VARGAS LLOSA Y LA MATANZA DE UCHURACCAY: “Es una ocasión de estar más en el candelero. Su nombre quedará para siempre asociado a esta comisión, ‘La Comisión Vargas Llosa’, así hipotéticamente no se lean más sus libros en el futuro. La misión le ha permitido tener una directa y dramática experiencia en la sociedad agraria peruana en su forma más arcaica, lo que no dejará de enriquecer el stock de temas y motivos literarios. De hecho, su participación en este asunto lo autoriza a escribir artículos, conceder entrevistas, aparecer en programas de televisión, etcétera. Todo lo que tiene repercusiones monetarias importantes. Lo que puede ser verdad. Pero para recoger todos esos beneficios ha arriesgado lo que no todos están dispuestos a hacer, su vida” (1983).

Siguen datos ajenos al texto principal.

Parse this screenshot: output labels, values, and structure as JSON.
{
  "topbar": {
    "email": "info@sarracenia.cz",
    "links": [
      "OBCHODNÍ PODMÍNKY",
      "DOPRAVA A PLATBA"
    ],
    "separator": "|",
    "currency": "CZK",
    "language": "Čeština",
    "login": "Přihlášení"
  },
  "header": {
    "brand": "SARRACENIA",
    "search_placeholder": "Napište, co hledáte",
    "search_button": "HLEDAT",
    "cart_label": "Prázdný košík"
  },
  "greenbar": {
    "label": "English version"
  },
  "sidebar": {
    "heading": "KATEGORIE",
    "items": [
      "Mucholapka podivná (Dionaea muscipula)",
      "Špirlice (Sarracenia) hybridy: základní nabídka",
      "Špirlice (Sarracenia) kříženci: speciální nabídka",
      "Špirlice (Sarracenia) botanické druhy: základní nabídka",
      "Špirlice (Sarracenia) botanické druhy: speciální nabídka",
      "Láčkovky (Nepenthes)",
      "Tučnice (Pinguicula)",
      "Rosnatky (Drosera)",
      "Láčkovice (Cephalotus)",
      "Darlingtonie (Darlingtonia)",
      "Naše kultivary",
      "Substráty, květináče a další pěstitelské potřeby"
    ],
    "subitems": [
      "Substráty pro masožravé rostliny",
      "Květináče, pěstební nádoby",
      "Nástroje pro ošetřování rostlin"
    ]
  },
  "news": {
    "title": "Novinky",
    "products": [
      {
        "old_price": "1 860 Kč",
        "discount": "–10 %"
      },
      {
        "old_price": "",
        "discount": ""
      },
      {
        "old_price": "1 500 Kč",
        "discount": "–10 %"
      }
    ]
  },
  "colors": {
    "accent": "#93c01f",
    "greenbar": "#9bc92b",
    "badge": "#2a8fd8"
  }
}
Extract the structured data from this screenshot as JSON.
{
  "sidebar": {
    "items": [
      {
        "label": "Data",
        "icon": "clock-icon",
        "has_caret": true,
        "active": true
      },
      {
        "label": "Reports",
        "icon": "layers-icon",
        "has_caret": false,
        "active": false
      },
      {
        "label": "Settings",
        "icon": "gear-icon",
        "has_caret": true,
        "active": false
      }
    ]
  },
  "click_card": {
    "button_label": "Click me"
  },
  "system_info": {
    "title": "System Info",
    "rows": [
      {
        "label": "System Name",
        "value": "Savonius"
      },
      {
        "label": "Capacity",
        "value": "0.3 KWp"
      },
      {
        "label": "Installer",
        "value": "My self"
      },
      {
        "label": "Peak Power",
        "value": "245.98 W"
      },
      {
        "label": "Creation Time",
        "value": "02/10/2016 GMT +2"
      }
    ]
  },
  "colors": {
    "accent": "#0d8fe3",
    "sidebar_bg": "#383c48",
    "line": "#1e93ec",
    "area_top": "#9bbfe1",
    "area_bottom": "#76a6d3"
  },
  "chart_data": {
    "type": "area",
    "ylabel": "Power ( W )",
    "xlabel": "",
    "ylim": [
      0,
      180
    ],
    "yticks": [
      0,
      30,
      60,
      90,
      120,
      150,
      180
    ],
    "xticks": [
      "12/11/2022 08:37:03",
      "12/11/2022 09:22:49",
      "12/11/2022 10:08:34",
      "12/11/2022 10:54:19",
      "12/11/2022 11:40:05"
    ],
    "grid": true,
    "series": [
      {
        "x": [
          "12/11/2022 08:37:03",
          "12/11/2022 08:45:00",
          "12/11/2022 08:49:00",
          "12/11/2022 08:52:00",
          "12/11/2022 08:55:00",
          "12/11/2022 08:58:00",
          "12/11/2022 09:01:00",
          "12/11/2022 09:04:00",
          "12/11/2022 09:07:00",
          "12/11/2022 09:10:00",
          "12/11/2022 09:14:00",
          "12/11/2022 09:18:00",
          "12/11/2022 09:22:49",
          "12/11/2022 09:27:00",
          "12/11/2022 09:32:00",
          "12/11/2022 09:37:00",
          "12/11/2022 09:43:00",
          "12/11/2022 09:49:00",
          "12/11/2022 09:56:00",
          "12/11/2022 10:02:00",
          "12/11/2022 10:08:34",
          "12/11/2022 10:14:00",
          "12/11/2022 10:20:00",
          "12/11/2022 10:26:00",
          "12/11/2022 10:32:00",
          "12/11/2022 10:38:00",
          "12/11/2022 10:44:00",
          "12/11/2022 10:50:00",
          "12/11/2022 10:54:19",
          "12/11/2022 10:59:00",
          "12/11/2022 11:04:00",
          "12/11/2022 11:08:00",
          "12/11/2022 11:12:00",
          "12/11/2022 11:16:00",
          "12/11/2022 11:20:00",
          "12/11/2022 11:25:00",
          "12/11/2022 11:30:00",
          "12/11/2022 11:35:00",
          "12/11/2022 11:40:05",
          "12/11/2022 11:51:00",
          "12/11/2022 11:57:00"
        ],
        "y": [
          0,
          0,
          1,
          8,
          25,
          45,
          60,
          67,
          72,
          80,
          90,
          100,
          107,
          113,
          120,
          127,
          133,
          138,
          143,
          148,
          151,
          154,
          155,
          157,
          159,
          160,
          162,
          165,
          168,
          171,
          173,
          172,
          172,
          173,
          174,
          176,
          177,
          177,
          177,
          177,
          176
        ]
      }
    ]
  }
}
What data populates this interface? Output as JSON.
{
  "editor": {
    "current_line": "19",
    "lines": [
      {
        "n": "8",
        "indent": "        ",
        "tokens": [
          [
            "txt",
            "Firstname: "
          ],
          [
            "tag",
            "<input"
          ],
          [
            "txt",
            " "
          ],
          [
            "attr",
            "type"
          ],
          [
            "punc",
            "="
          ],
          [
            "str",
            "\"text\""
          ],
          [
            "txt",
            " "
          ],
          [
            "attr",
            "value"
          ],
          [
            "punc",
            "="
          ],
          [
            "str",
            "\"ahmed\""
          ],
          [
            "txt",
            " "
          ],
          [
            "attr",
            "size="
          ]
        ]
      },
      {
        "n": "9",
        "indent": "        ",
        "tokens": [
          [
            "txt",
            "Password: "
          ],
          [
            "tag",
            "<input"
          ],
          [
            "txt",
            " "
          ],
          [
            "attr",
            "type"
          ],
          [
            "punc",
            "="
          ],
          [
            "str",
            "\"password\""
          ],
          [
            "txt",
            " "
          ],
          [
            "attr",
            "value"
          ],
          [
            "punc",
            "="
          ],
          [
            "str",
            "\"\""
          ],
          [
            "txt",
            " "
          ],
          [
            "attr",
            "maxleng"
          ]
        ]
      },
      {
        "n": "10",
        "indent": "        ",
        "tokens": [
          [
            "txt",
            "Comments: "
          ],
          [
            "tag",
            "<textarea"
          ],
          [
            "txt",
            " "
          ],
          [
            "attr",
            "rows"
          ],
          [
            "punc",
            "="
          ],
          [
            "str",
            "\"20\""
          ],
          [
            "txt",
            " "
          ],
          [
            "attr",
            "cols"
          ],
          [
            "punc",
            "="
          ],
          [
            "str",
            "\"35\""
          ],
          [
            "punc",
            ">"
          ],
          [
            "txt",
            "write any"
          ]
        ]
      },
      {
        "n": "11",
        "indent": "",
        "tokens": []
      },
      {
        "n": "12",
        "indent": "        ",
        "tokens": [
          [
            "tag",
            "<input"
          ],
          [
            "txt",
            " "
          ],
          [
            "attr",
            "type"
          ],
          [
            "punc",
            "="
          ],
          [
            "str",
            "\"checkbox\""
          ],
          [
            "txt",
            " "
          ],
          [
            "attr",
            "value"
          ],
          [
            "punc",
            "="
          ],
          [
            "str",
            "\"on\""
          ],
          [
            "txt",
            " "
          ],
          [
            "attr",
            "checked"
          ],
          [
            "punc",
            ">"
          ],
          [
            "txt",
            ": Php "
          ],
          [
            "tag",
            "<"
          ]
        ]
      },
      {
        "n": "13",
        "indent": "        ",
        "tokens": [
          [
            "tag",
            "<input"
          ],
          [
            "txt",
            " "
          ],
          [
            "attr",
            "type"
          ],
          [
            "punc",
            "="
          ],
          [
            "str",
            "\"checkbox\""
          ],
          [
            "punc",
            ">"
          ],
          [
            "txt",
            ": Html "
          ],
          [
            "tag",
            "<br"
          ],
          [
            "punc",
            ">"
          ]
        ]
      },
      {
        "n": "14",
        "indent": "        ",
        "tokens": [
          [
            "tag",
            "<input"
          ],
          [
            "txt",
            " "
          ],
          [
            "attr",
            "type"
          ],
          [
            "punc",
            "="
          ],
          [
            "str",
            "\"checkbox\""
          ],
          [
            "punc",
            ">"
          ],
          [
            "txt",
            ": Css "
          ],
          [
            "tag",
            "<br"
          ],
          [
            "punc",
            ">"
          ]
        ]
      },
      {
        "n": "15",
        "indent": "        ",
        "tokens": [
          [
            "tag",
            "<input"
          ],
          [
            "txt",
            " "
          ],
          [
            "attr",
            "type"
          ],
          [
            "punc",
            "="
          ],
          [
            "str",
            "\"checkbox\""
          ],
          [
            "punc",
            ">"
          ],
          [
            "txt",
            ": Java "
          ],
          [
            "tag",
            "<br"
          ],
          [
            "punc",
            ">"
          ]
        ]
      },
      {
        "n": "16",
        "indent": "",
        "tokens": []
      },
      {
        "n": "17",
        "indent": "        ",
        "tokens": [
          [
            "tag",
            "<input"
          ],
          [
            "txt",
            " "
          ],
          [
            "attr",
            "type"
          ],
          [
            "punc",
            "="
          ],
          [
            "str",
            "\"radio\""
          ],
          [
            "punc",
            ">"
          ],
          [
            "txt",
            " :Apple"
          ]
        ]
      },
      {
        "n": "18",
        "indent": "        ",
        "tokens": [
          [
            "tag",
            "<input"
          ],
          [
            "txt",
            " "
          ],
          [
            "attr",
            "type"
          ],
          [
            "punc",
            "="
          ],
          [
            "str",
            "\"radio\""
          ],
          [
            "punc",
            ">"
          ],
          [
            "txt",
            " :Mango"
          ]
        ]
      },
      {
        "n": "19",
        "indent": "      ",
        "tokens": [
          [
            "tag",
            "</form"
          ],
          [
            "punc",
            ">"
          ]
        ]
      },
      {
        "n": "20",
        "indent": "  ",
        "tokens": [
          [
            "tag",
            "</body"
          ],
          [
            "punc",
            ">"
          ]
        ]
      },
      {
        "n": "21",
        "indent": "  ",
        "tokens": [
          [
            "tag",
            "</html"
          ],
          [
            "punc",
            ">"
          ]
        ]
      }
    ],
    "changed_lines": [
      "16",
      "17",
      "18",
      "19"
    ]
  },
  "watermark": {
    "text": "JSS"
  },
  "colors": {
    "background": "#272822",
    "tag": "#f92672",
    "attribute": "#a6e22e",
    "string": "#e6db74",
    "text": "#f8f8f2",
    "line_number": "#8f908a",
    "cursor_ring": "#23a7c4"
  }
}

EL FESTÍN CON MARIO Y BRYCE: “Te escribo contemplando los restos de mi festín. Esta es una frase literaria, pues realmente no veo ningún resto de festín (...). Fue en homenaje a Mario Vargas Llosa, que llegaba a París a presentar su novela ‘La guerra del fin del mundo’ y aproveché para agasajarlo y reunirnos en casa con algunos amigos. Por coincidencia, Alfredo Bryce, que reside actualmente en Montpellier, llegó (...) y luego de varios años atrás (creo que fue en 1978) volvíamos a estar juntos los tres ‘escritores’, lo que rara vez sucede. Claro que ni pudimos hablar entre nosotros. En estas reuniones siempre sucede que cada cual es acaparado por uno o varios interlocutores y no sabes cómo deshacerte de ellos. Solo un momento fuimos a mi escritorio para que el hijo de Luis Jaime Cisneros nos tomara unas fotos. Estas fotos seguramente quedarán y desde ahora me pregunto qué dirán de nosotros y qué quedara de nosotros cuando veinte o cincuenta años más tarde, alguien vea estas fotos publicadas en alguna revista o periódico de entonces. Se dirá seguramente: ese guapo es Vargas Llosa, ese con bigotes y anteojos es Bryce y el flaco de allí, Ribeyro. Pero ¿qué más se dirá? ¿Quién puede saberlo? Vinieron como ochenta personas, entre escritores, pintores, críticos, diplomáticos, etcétera. Te cito a Jorge Edwards, José Miguel Oviedo, Plinio Apuleyo (no es un seudónimo, es un novelista colombiano muy amigo de García Márquez, vecino de barrio y hombre simpatiquísimo) y muchas personas más. En realidad me rajé. ¿Por qué? me pregunto. Ni yo mismo lo sé. Aunque me costó mil dólares de mi bolsillo, estuve a gusto y mis invitados también. ¡Si yo fuera millonario!” (1983). Un libro imperdible y no solo para ribeyrianos. Apago el televisor.